L’absence de représentants des soldats africains lors des cérémonies de commémoration de l’Armistice ce lundi 11 novembre 2024 constitue une injustice profonde et un effacement inquiétant d’un pan crucial de l’histoire. Alors que la France se rassemble pour honorer la mémoire de ceux qui sont tombés au combat pendant la Première Guerre mondiale, il est inconcevable que les contributions et sacrifices des tirailleurs sénégalais (en réalité, des centaines de milliers de soldats venus de toute l’Afrique) soient systématiquement passés sous silence.
Les tirailleurs africains ont été plus de 200 000 à prendre les armes pour défendre un pays qui n’était pas le leur, un pays qui, malgré les expressions de reconnaissnce parfois du bout des lèvres, n’a vraiment jamais honoré pleinement les sacrifices de ces hommes, de leurs familles et du continent africain. Plus de 30 000 de ces soldats africains sont morts dans les tranchées, loin de chez eux, dans des conditions particulièrement éffroyables et souvent discriminatoires si on se rappelle les conditions, les lieux et les moments de leurs engagements en première ligne . Ce nombre témoigne du lourd tribut qu’ils ont payé et de la dette de mémoire que la France leur doit.
Or, chaque année, le 11 novembre passe, et leurs noms, leurs histoires et leurs descendants sont trop souvent oubliés ou ignorés lors des cérémonies officielles.

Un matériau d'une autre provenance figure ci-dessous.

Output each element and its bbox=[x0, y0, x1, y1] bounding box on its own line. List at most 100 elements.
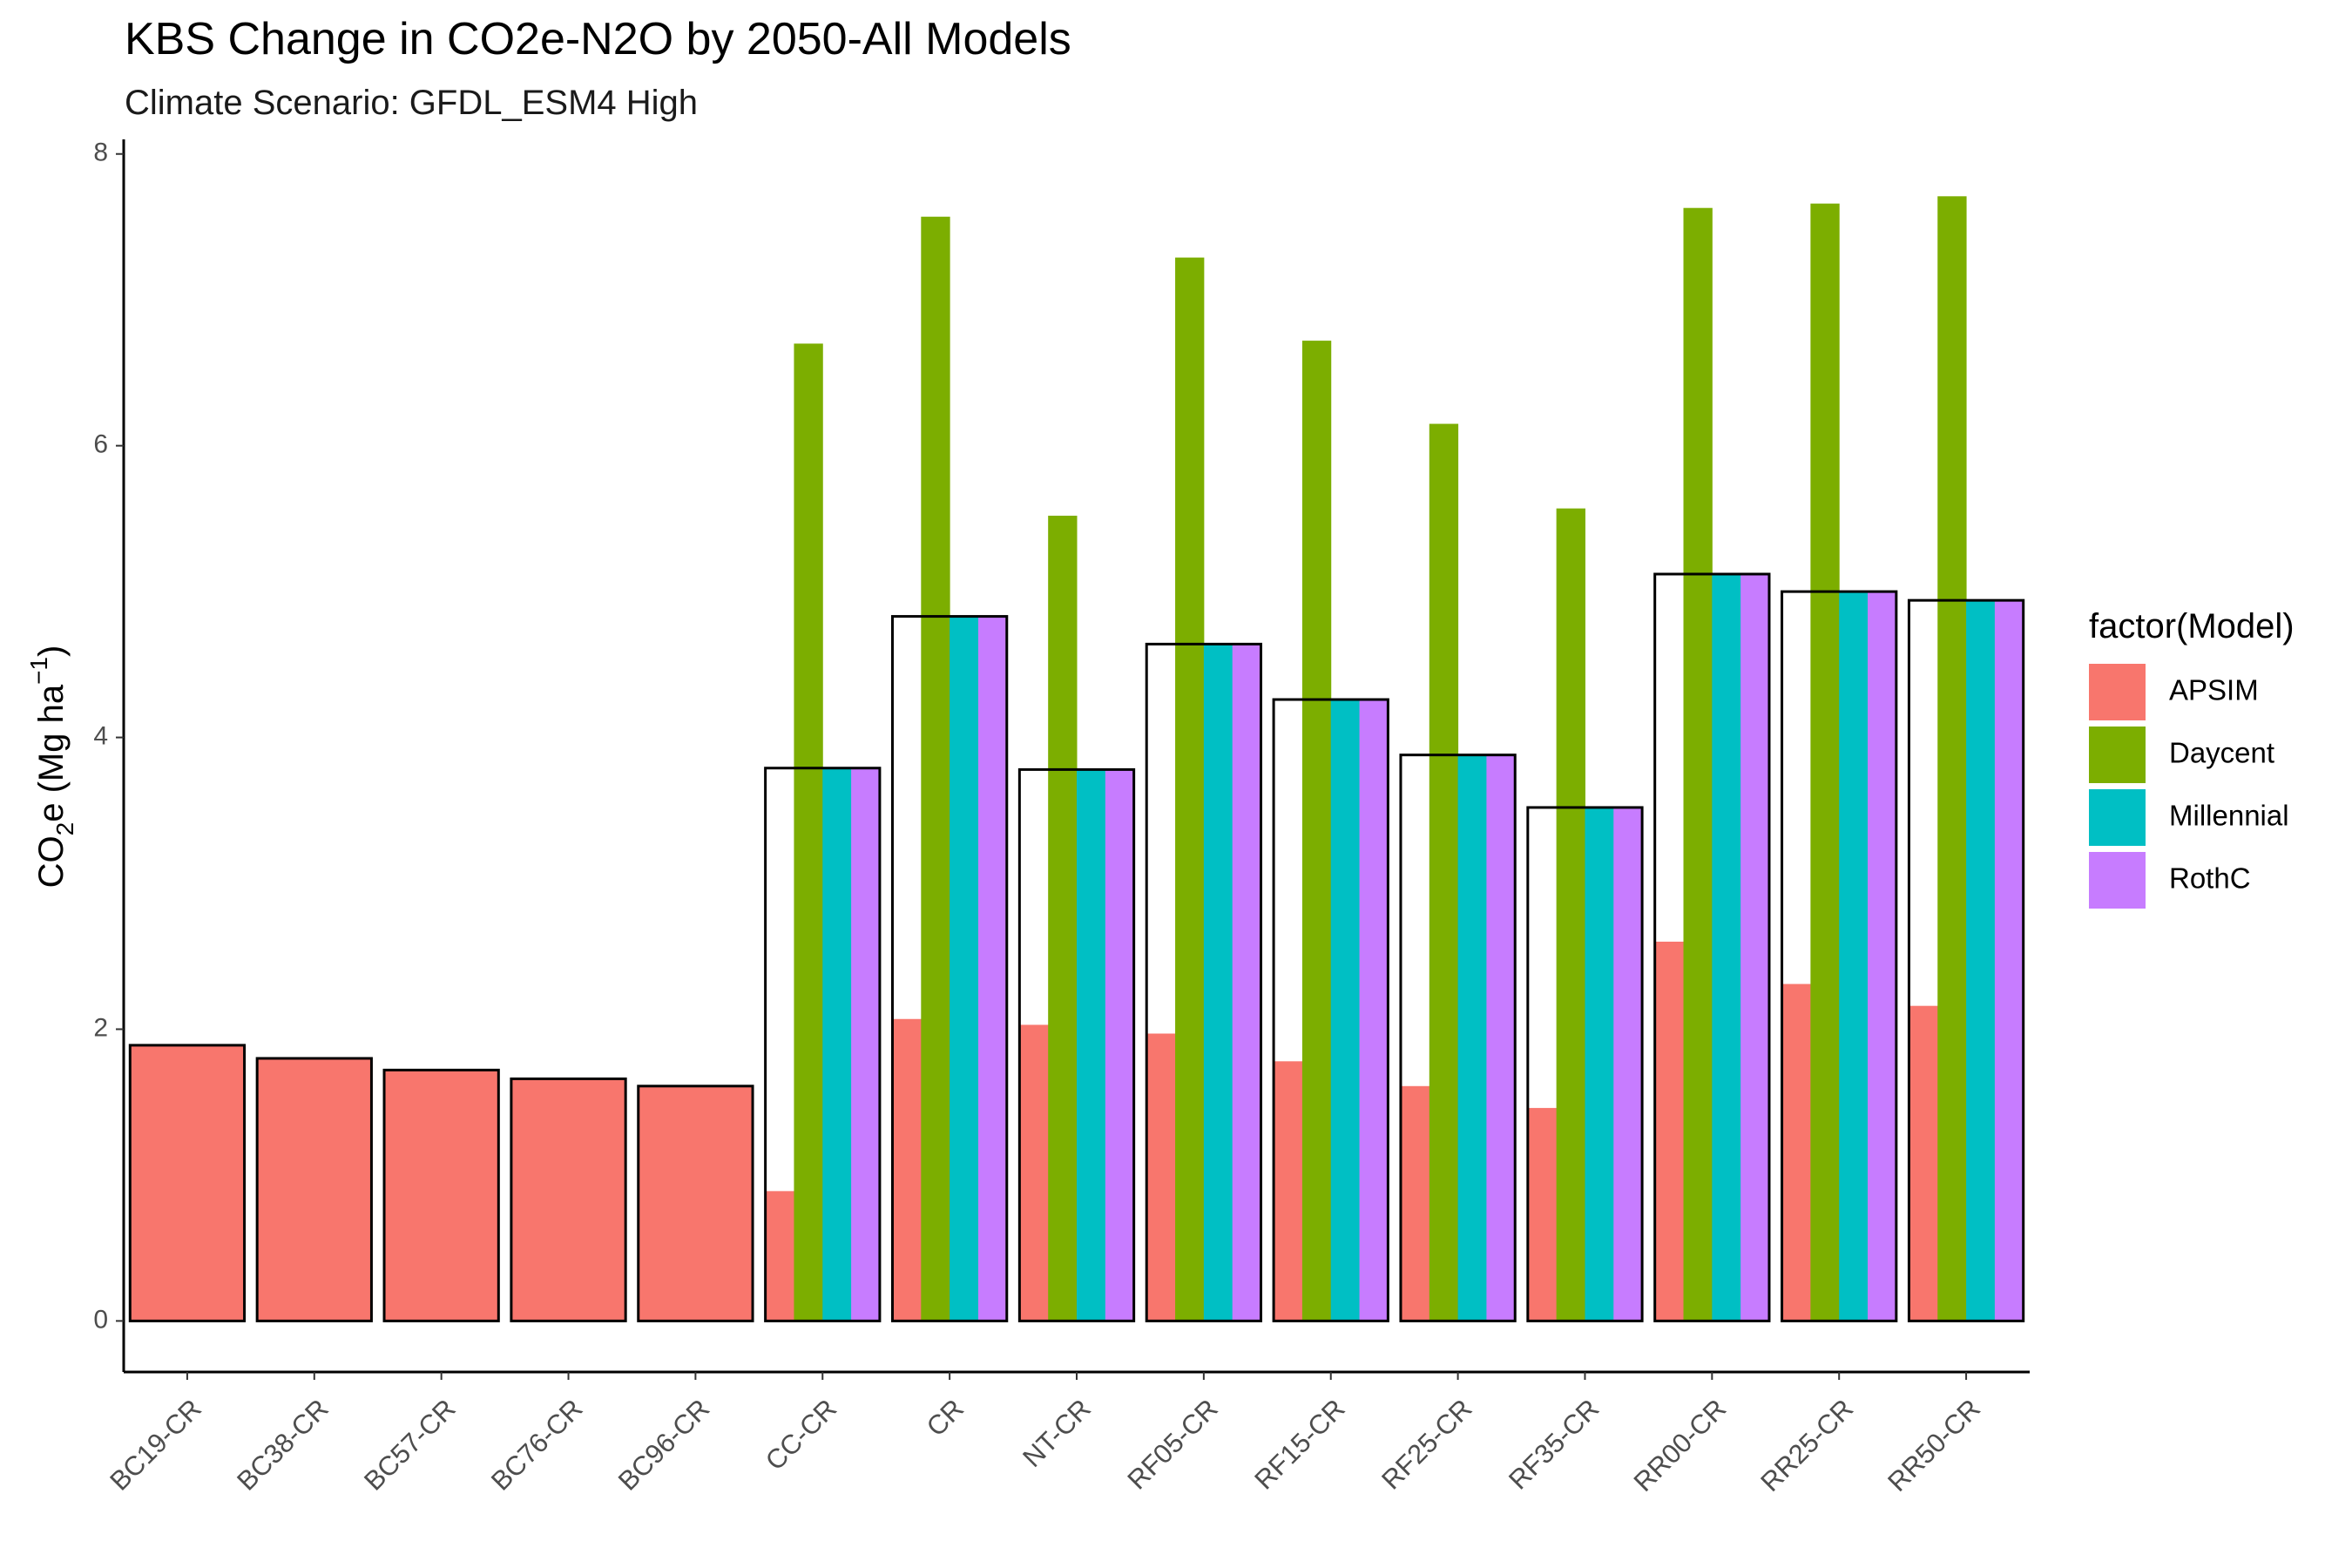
x-tick-label: RF35-CR bbox=[1503, 1393, 1605, 1495]
bar-daycent-cr bbox=[921, 216, 950, 1321]
legend-label-millennial: Millennial bbox=[2169, 800, 2289, 832]
bar-rothc-rf05-cr bbox=[1232, 644, 1262, 1321]
plot-area bbox=[130, 196, 2024, 1321]
chart-subtitle: Climate Scenario: GFDL_ESM4 High bbox=[125, 84, 698, 122]
legend-key-rothc bbox=[2089, 852, 2146, 909]
bar-millennial-rf35-cr bbox=[1585, 807, 1614, 1321]
x-tick-label: RF05-CR bbox=[1122, 1393, 1224, 1495]
outline-bar-rr00-cr bbox=[1653, 572, 1771, 1322]
outline-bar-cr bbox=[890, 615, 1009, 1322]
outline-bar-cc-cr bbox=[764, 767, 882, 1322]
bar-millennial-rf25-cr bbox=[1457, 754, 1487, 1321]
x-tick-label: BC38-CR bbox=[231, 1393, 335, 1497]
legend: factor(Model) APSIM Daycent Millennial Roth… bbox=[2089, 607, 2295, 909]
legend-key-millennial bbox=[2089, 789, 2146, 846]
x-tick-label: BC96-CR bbox=[612, 1393, 716, 1497]
chart-title: KBS Change in CO2e-N2O by 2050-All Model… bbox=[125, 14, 1071, 64]
bar-rothc-rr50-cr bbox=[1994, 600, 2024, 1321]
y-axis-title-main: CO bbox=[32, 835, 71, 888]
legend-key-apsim bbox=[2089, 664, 2146, 720]
bar-apsim-rf25-cr bbox=[1400, 1085, 1430, 1321]
x-tick-label: BC76-CR bbox=[485, 1393, 589, 1497]
y-axis-title-sup: −1 bbox=[25, 657, 52, 685]
bar-daycent-rf25-cr bbox=[1429, 423, 1459, 1321]
bar-rothc-cr bbox=[977, 616, 1008, 1321]
x-tick-label: BC19-CR bbox=[104, 1393, 207, 1497]
x-tick-label: NT-CR bbox=[1017, 1393, 1097, 1473]
outline-bar-nt-cr bbox=[1017, 767, 1136, 1322]
y-tick-label: 8 bbox=[93, 139, 108, 167]
bar-millennial-cc-cr bbox=[822, 767, 852, 1321]
y-tick-label: 0 bbox=[93, 1305, 108, 1334]
y-axis-title: CO2e (Mg ha−1) bbox=[25, 645, 78, 889]
legend-label-rothc: RothC bbox=[2169, 862, 2251, 895]
bar-apsim-bc76-cr bbox=[510, 1078, 626, 1321]
bar-outlines bbox=[128, 572, 2025, 1322]
bar-apsim-rf15-cr bbox=[1274, 1061, 1303, 1321]
outline-bar-bc96-cr bbox=[637, 1085, 754, 1322]
y-tick-label: 6 bbox=[93, 430, 108, 459]
bar-apsim-rr50-cr bbox=[1909, 1005, 1938, 1321]
x-axis: BC19-CR BC38-CR BC57-CR BC76-CR BC96-CR CC-CR… bbox=[104, 1370, 2030, 1497]
x-tick-label: RR25-CR bbox=[1754, 1393, 1859, 1497]
bar-apsim-nt-cr bbox=[1019, 1024, 1049, 1321]
bar-daycent-rr25-cr bbox=[1810, 203, 1840, 1321]
bar-apsim-rr25-cr bbox=[1781, 983, 1811, 1321]
x-tick-label: RR50-CR bbox=[1882, 1393, 1986, 1497]
y-axis: 0 2 4 6 8 bbox=[93, 139, 125, 1372]
x-tick-label: BC57-CR bbox=[358, 1393, 462, 1497]
bar-daycent-rf35-cr bbox=[1556, 508, 1585, 1321]
bar-rothc-rf25-cr bbox=[1486, 754, 1516, 1321]
x-tick-label: RF25-CR bbox=[1375, 1393, 1477, 1495]
bar-apsim-cr bbox=[892, 1018, 922, 1321]
legend-key-daycent bbox=[2089, 727, 2146, 783]
x-tick-label: RR00-CR bbox=[1628, 1393, 1733, 1497]
outline-bar-rr50-cr bbox=[1907, 598, 2025, 1322]
bar-apsim-rf05-cr bbox=[1146, 1033, 1176, 1321]
bar-apsim-bc19-cr bbox=[130, 1044, 245, 1321]
outline-bar-bc57-cr bbox=[382, 1068, 500, 1322]
bar-rothc-rf35-cr bbox=[1613, 807, 1643, 1321]
outline-bar-bc76-cr bbox=[510, 1077, 627, 1322]
legend-label-apsim: APSIM bbox=[2169, 674, 2259, 706]
bar-apsim-bc57-cr bbox=[384, 1070, 499, 1321]
bar-apsim-bc96-cr bbox=[638, 1085, 754, 1321]
bar-apsim-rf35-cr bbox=[1527, 1107, 1558, 1321]
y-axis-title-close: ) bbox=[32, 645, 71, 657]
x-tick-label: CC-CR bbox=[760, 1393, 842, 1476]
bar-millennial-nt-cr bbox=[1077, 769, 1106, 1321]
y-axis-title-sub: 2 bbox=[51, 822, 78, 836]
bar-millennial-rf15-cr bbox=[1330, 700, 1361, 1321]
bar-millennial-rr25-cr bbox=[1839, 591, 1869, 1321]
bar-rothc-rf15-cr bbox=[1359, 700, 1389, 1321]
legend-label-daycent: Daycent bbox=[2169, 737, 2274, 769]
x-tick-label: RF15-CR bbox=[1248, 1393, 1350, 1495]
legend-title: factor(Model) bbox=[2089, 607, 2295, 645]
outline-bar-bc38-cr bbox=[255, 1057, 373, 1322]
bar-daycent-rf15-cr bbox=[1301, 341, 1332, 1321]
outline-bar-rf35-cr bbox=[1526, 806, 1644, 1322]
outline-bar-rf25-cr bbox=[1399, 754, 1517, 1322]
bar-apsim-bc38-cr bbox=[257, 1058, 372, 1321]
bar-apsim-cc-cr bbox=[765, 1191, 794, 1321]
bar-daycent-rf05-cr bbox=[1175, 257, 1205, 1321]
bar-millennial-rf05-cr bbox=[1203, 644, 1233, 1321]
bar-rothc-rr25-cr bbox=[1868, 591, 1897, 1321]
bar-daycent-nt-cr bbox=[1048, 516, 1078, 1321]
y-tick-label: 4 bbox=[93, 721, 108, 750]
bar-daycent-cc-cr bbox=[794, 343, 823, 1321]
bar-rothc-cc-cr bbox=[851, 767, 881, 1321]
bar-daycent-rr00-cr bbox=[1683, 207, 1713, 1321]
outline-bar-rr25-cr bbox=[1781, 590, 1898, 1322]
y-tick-label: 2 bbox=[93, 1013, 108, 1042]
outline-bar-bc19-cr bbox=[128, 1044, 247, 1322]
bar-millennial-cr bbox=[950, 616, 979, 1321]
bar-millennial-rr00-cr bbox=[1712, 574, 1741, 1321]
outline-bar-rf05-cr bbox=[1145, 642, 1263, 1322]
bar-daycent-rr50-cr bbox=[1937, 196, 1967, 1321]
x-tick-label: CR bbox=[921, 1393, 970, 1442]
bar-rothc-nt-cr bbox=[1105, 769, 1135, 1321]
y-axis-title-rest: e (Mg ha bbox=[32, 684, 71, 822]
bar-apsim-rr00-cr bbox=[1654, 942, 1685, 1321]
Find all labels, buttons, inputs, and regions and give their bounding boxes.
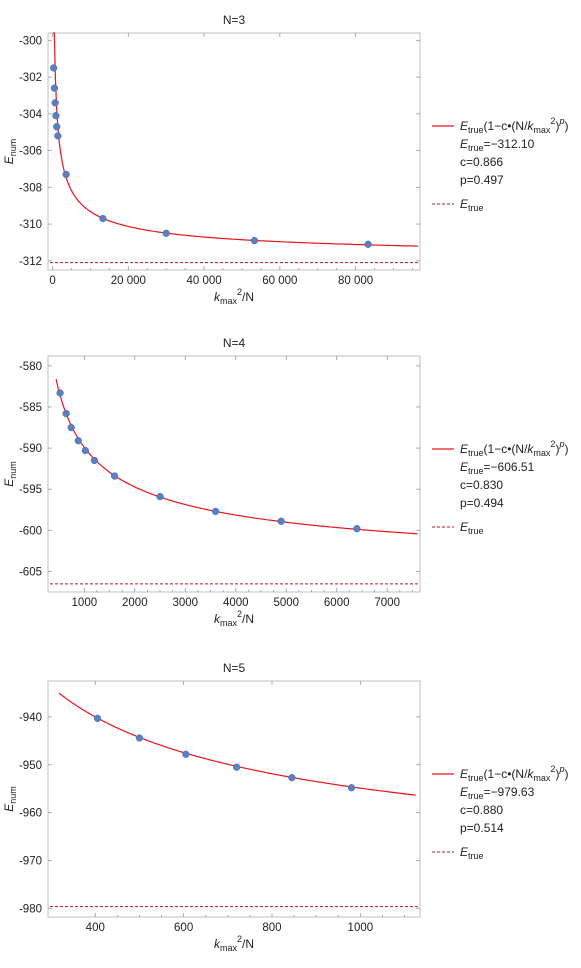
x-tick-label: 1000 — [348, 922, 374, 934]
y-tick-label: -960 — [19, 808, 42, 820]
data-point — [67, 423, 75, 432]
legend-ref-label: Etrue — [460, 197, 484, 213]
legend-fit-label: Etrue(1−c•(N/kmax2)p) — [460, 439, 568, 458]
data-point — [353, 525, 361, 533]
legend-param: c=0.830 — [460, 478, 503, 492]
x-tick-label: 1000 — [72, 597, 98, 609]
data-point — [211, 507, 220, 516]
y-tick-label: -306 — [19, 146, 42, 158]
legend-param: Etrue=−979.63 — [460, 785, 535, 801]
legend: Etrue(1−c•(N/kmax2)p) Etrue=−312.10 c=0.86… — [432, 116, 568, 213]
legend-param: Etrue=−606.51 — [460, 460, 535, 476]
data-point — [52, 112, 60, 120]
data-point — [50, 64, 58, 72]
y-tick-label: -590 — [19, 443, 42, 455]
legend-ref-label: Etrue — [460, 520, 484, 536]
legend-ref-label: Etrue — [460, 845, 484, 861]
x-tick-label: 600 — [174, 922, 193, 934]
legend-param: p=0.514 — [460, 821, 504, 835]
x-axis-label: kmax2/N — [214, 287, 254, 306]
data-point — [277, 517, 285, 525]
data-point — [62, 409, 70, 418]
y-tick-label: -980 — [19, 903, 42, 915]
x-axis-label: kmax2/N — [214, 609, 254, 628]
data-point — [54, 132, 62, 140]
legend-fit-label: Etrue(1−c•(N/kmax2)p) — [460, 116, 568, 135]
y-axis-label: Enum — [2, 461, 18, 487]
legend: Etrue(1−c•(N/kmax2)p) Etrue=−979.63 c=0.88… — [432, 764, 568, 861]
y-tick-label: -940 — [19, 712, 42, 724]
data-point — [62, 170, 70, 179]
y-tick-label: -585 — [19, 402, 42, 414]
chart-panel-2: N=4 1000 2000 3000 4000 5000 6000 7000 -605 -600 -… — [2, 336, 568, 628]
plot-frame — [47, 680, 421, 918]
data-point — [110, 472, 119, 480]
y-tick-label: -595 — [19, 484, 42, 496]
x-tick-label: 0 — [49, 275, 55, 287]
data-point — [90, 456, 99, 465]
data-point — [182, 750, 190, 758]
chart-title: N=5 — [223, 661, 246, 675]
y-tick-label: -600 — [19, 525, 42, 537]
plot-frame — [47, 32, 421, 271]
fit-curve — [55, 379, 418, 535]
y-tick-label: -300 — [19, 35, 42, 47]
y-tick-label: -302 — [19, 72, 42, 84]
fit-curve — [58, 692, 416, 796]
legend-param: p=0.494 — [460, 496, 504, 510]
data-point — [93, 714, 102, 722]
y-tick-label: -304 — [19, 109, 43, 121]
plot-frame — [47, 355, 421, 593]
chart-panel-3: N=5 400 600 800 1000 -980 -970 -960 -950 -940 kmax… — [2, 661, 568, 953]
y-tick-label: -970 — [19, 856, 42, 868]
legend-param: c=0.880 — [460, 803, 503, 817]
data-point — [81, 446, 90, 455]
x-tick-label: 20 000 — [111, 275, 146, 287]
y-axis-label: Enum — [2, 139, 18, 165]
chart-title: N=4 — [223, 336, 246, 350]
data-point — [51, 99, 59, 107]
x-tick-label: 6000 — [324, 597, 350, 609]
data-point — [233, 763, 241, 771]
x-tick-label: 3000 — [172, 597, 198, 609]
legend-param: c=0.866 — [460, 155, 503, 169]
data-point — [74, 437, 82, 445]
y-axis-label: Enum — [2, 786, 18, 812]
legend: Etrue(1−c•(N/kmax2)p) Etrue=−606.51 c=0.83… — [432, 439, 568, 536]
x-tick-label: 80 000 — [338, 275, 373, 287]
data-point — [250, 236, 259, 245]
y-tick-label: -308 — [19, 182, 42, 194]
y-tick-label: -580 — [19, 361, 42, 373]
data-point — [50, 84, 59, 92]
data-point — [53, 123, 61, 131]
legend-param: Etrue=−312.10 — [460, 137, 535, 153]
data-point — [99, 214, 107, 223]
x-tick-label: 40 000 — [186, 275, 221, 287]
x-tick-label: 5000 — [273, 597, 299, 609]
x-tick-label: 400 — [86, 922, 105, 934]
legend-fit-label: Etrue(1−c•(N/kmax2)p) — [460, 764, 568, 783]
data-point — [162, 229, 170, 237]
x-tick-label: 4000 — [223, 597, 249, 609]
data-point — [56, 389, 64, 397]
x-tick-label: 60 000 — [262, 275, 297, 287]
data-point — [156, 492, 164, 501]
data-point — [347, 784, 356, 792]
chart-panel-1: N=3 0 20 000 40 000 60 000 80 000 -312 -310 -308… — [2, 13, 568, 306]
chart-title: N=3 — [223, 13, 246, 27]
x-tick-label: 2000 — [122, 597, 148, 609]
fit-curve — [53, 32, 419, 247]
x-tick-label: 800 — [262, 922, 281, 934]
data-point — [135, 734, 144, 742]
x-axis-label: kmax2/N — [214, 934, 254, 953]
y-tick-label: -312 — [19, 256, 42, 268]
y-tick-label: -950 — [19, 760, 42, 772]
y-tick-label: -605 — [19, 566, 42, 578]
data-point — [288, 774, 296, 782]
data-point — [364, 240, 372, 248]
y-tick-label: -310 — [19, 219, 42, 231]
x-tick-label: 7000 — [374, 597, 400, 609]
legend-param: p=0.497 — [460, 173, 504, 187]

Pour se rattraper ou donner le change, on organise des cérémonies « spéciales », « à part » ... Cette absence n’est pas simplement une question de protocole, elle est révélatrice d’un manque de reconnaissance et de considération. Les soldats africains ont combattu non seulement pour la France, mais aussi pour des valeurs universelles de liberté et de solidarité pour lesquelles la France prétend avoir combattu. Ne pas les représenter, c’est invisibiliser des vies sacrifiées et perpétuer l’oubli de l’histoire coloniale qui a marqué ces hommes.
Le silence de ce 11 novembre 2024 n’est donc pas un simple oubli, mais un mépris, implicite mais lourd de sens, à l'égard des sacrifices immenses de ces soldats. Cette omission est d’autant plus troublante dans un contexte où de nombreux descendants de ces combattants vivent encore en France et méritent de voir leurs ancêtres reconnus pour leur engagement. En omettant de rendre hommage à ces soldats africains, la France manque une occasion de réaffirmer son attachement à une mémoire partagée, juste et inclusive.
Le souvenir de ces tirailleurs doit faire partie intégrante des commémorations nationales. Le respect de leur mémoire est non seulement une question de justice, mais aussi une nécessité pour une société française qui se veut ouverte et reconnaissante de son histoire plurielle. Réparons cette omission, donnons à ces soldats africains la place qui leur revient lors des cérémonies de l’Armistice. Ils ont été le bouclier d’une France meurtrie par la guerre ; leur mémoire doit être, aujourd’hui et à jamais, protégée et honorée.